The paper tackles the problem of dictionary learning by analyzing the ER-SpUD algorithm, showing that a variant requires only p ≳ n log(n/δ) samples for successful recovery with high probability, while the original algorithm requires p ≳ n^{1.99} samples, resolving a prior conjecture and contradicting a previous result.

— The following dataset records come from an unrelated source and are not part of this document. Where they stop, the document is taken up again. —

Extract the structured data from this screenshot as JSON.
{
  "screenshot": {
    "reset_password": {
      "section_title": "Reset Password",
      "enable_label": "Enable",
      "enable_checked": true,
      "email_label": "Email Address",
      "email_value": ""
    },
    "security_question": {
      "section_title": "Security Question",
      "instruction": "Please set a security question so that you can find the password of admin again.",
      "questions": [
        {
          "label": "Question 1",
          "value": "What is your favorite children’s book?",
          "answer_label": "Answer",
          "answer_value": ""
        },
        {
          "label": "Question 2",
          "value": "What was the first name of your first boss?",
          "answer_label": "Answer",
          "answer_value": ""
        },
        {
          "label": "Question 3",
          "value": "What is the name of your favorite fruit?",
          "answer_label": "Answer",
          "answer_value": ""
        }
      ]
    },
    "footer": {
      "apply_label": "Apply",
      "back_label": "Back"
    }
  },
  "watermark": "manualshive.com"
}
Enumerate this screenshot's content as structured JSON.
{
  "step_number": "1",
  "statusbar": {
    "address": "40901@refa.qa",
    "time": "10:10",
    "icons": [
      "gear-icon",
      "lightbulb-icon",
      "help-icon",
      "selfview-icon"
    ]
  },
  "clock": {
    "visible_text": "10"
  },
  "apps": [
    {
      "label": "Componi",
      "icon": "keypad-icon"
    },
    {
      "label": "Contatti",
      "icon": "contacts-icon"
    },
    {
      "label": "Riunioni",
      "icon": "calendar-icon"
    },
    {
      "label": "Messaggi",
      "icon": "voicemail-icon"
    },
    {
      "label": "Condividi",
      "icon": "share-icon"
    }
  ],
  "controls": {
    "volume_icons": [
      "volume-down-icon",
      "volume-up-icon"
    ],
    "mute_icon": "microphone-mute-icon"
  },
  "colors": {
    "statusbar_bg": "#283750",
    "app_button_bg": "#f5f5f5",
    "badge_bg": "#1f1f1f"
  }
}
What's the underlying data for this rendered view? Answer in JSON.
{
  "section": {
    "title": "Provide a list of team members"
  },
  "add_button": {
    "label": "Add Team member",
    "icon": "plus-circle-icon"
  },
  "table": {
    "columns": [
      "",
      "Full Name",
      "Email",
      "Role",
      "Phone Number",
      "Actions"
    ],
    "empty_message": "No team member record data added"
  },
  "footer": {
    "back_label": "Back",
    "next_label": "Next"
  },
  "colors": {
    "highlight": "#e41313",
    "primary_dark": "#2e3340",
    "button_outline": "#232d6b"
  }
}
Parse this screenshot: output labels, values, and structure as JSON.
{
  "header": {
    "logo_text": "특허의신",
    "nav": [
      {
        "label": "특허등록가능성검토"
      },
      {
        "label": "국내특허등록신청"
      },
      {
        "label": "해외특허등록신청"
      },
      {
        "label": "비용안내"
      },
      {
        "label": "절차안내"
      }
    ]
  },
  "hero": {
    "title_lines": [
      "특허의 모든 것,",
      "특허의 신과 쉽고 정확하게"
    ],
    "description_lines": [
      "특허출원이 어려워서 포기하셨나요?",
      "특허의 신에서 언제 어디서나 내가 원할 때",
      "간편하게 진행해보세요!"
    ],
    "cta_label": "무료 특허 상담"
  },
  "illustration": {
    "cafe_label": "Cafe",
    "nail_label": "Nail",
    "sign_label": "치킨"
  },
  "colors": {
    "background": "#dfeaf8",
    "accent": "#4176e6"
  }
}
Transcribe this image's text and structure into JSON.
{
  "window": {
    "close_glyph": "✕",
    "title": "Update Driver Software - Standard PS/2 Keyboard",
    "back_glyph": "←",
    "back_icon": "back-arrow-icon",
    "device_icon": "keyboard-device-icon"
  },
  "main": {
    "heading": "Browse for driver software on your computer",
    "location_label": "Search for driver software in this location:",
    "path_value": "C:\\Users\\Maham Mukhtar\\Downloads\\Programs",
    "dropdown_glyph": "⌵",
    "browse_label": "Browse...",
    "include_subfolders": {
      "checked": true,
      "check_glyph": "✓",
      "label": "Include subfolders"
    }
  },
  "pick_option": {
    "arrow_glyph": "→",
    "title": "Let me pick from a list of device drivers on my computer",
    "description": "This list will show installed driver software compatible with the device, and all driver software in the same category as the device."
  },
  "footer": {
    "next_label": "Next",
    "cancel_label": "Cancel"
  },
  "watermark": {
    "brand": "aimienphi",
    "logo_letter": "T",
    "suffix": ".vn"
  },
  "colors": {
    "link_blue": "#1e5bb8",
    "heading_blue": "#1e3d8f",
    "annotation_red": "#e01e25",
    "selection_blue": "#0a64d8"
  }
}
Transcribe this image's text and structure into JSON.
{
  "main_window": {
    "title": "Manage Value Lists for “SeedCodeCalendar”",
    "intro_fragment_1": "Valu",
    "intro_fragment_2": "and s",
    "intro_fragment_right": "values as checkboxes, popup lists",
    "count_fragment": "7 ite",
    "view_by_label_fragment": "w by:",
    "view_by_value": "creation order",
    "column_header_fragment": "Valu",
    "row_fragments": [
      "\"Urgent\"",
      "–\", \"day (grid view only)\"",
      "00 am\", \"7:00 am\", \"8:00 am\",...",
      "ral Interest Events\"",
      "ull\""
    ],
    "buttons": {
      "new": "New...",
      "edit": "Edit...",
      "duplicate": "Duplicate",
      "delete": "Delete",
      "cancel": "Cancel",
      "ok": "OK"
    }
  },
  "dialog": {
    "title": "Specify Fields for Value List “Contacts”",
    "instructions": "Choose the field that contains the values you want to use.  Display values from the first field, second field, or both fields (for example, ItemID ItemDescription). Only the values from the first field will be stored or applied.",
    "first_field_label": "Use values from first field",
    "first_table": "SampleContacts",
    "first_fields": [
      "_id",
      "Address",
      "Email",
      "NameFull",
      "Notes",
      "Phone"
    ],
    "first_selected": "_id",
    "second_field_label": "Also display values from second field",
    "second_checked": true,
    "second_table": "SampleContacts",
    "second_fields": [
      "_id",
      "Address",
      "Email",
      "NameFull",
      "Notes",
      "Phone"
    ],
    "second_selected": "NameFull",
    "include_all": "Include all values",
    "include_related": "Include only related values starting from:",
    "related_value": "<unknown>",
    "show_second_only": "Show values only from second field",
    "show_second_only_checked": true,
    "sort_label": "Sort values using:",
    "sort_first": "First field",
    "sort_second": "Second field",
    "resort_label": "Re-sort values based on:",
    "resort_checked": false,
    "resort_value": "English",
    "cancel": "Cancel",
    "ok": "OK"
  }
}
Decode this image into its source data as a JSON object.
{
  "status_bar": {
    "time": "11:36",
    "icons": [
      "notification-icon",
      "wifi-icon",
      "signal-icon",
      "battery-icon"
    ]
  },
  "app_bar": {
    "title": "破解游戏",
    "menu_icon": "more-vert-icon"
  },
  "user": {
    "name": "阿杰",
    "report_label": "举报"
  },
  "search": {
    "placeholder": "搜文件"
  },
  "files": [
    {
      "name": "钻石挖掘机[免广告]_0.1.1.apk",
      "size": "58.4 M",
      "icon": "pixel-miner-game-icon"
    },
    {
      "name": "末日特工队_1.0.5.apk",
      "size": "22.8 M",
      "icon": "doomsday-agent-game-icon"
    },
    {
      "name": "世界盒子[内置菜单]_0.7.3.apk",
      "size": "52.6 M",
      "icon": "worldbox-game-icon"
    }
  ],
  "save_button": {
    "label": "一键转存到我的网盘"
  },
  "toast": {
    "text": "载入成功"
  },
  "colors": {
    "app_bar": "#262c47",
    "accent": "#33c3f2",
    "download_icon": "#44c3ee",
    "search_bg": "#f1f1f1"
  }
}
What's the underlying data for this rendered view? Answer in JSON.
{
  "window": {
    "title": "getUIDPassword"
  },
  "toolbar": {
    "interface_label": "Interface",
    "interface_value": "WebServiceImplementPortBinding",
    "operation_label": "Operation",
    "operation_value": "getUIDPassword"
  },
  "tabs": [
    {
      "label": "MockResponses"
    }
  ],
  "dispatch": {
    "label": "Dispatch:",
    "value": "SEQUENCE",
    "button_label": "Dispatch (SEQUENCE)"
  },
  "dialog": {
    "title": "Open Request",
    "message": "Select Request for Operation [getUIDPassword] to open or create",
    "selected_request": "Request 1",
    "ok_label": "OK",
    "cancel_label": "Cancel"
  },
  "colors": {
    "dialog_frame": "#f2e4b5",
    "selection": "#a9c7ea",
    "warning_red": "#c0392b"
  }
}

In "dictionary learning" we observe $Y = AX + E$ for some $Y\in\mathbb{R}^{n\times p}$, $A \in\mathbb{R}^{m\times n}$, and $X\in\mathbb{R}^{m\times p}$. The matrix $Y$ is observed, and $A, X, E$ are unknown. Here $E$ is "noise" of small norm, and $X$ is column-wise sparse. The matrix $A$ is referred to as a {\em dictionary}, and its columns as {\em atoms}. Then, given some small number $p$ of samples, i.e.\ columns of $Y$, the goal is to learn the dictionary $A$ up to small error, as well as $X$. The motivation is that in many applications data is expected to sparse when represented by atoms in the "right" dictionary $A$ (e.g.\ images in the Haar wavelet basis), and the goal is to learn $A$ from the data to then use it for other applications. Recently, [SWW12] proposed the dictionary learning algorithm ER-SpUD with provable guarantees when $E = 0$ and $m = n$. They showed if $X$ has independent entries with an expected $s$ non-zeroes per column for $1 \lesssim s \lesssim \sqrt{n}$, and with non-zero entries being subgaussian, then for $p\gtrsim n^2\log^2 n$ with high probability ER-SpUD outputs matrices $A', X'$ which equal $A, X$ up to permuting and scaling columns (resp.\ rows) of $A$ (resp.\ $X$). They conjectured $p\gtrsim n\log n$ suffices, which they showed was information theoretically necessary for {\em any} algorithm to succeed when $s \simeq 1$. Significant progress was later obtained in [LV15]. We show that for a slight variant of ER-SpUD, $p\gtrsim n\log(n/δ)$ samples suffice for successful recovery with probability $1-δ$. We also show that for the unmodified ER-SpUD, $p\gtrsim n^{1.99}$ samples are required even to learn $A, X$ with polynomially small success probability. This resolves the main conjecture of [SWW12], and contradicts the main result of [LV15], which claimed that $p\gtrsim n\log^4 n$ guarantees success whp.